When things do go wrong, it will be because one of the arguments or
return values if a long, long long, (float gets that promoted to)
double, double, long double, or agregate type. The argument stack
created by the call will not be aligned with the way that the library
function reads arguments. This will cause library functions to receive
random arguments. If the library returns a value in two registers, or
a floating point register, the calling function will get random
results. Things get worse if the return value is a structure - this
is typically handled by adding an invisible first parameter that is
a pointer to where the result should be stored. If you miss out the
header files, some library functions will crap on some random piece
of memory.
The result is a pain to debug, so do not miss out the header files.
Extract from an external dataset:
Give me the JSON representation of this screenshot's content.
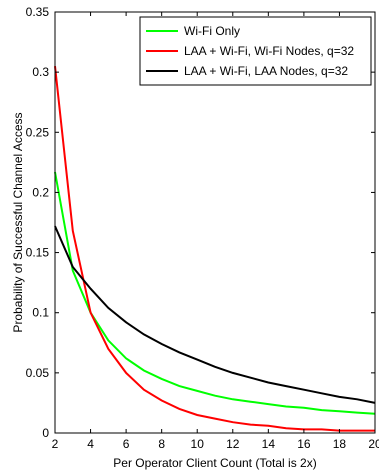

The following are the minimum required compiler switches for C:
-Wall Turns on all warnings
-W Turns on the other warnings
-Werror All warnings should be treated as errors.
(There is some excuse for missing out the last on for released
code when your code is being compiled by something other than
gcc with glibc on linux).
I would also recommend -std=gnu99 -D_GNU_SOURCE, but that is personal
taste. The first allows modern contructs in C without warnings, and
both allow Gnu extensions (to the compiler, and the C library) which
may make the program incompatible with other compilers and libraries.
Debugging C is difficult. I recommend not putting bugs in the code in
the first place. The compiler will find plenty for you if you let it.
Richard
--
Ambition is a poor excuse for not having enough sense to be lazy.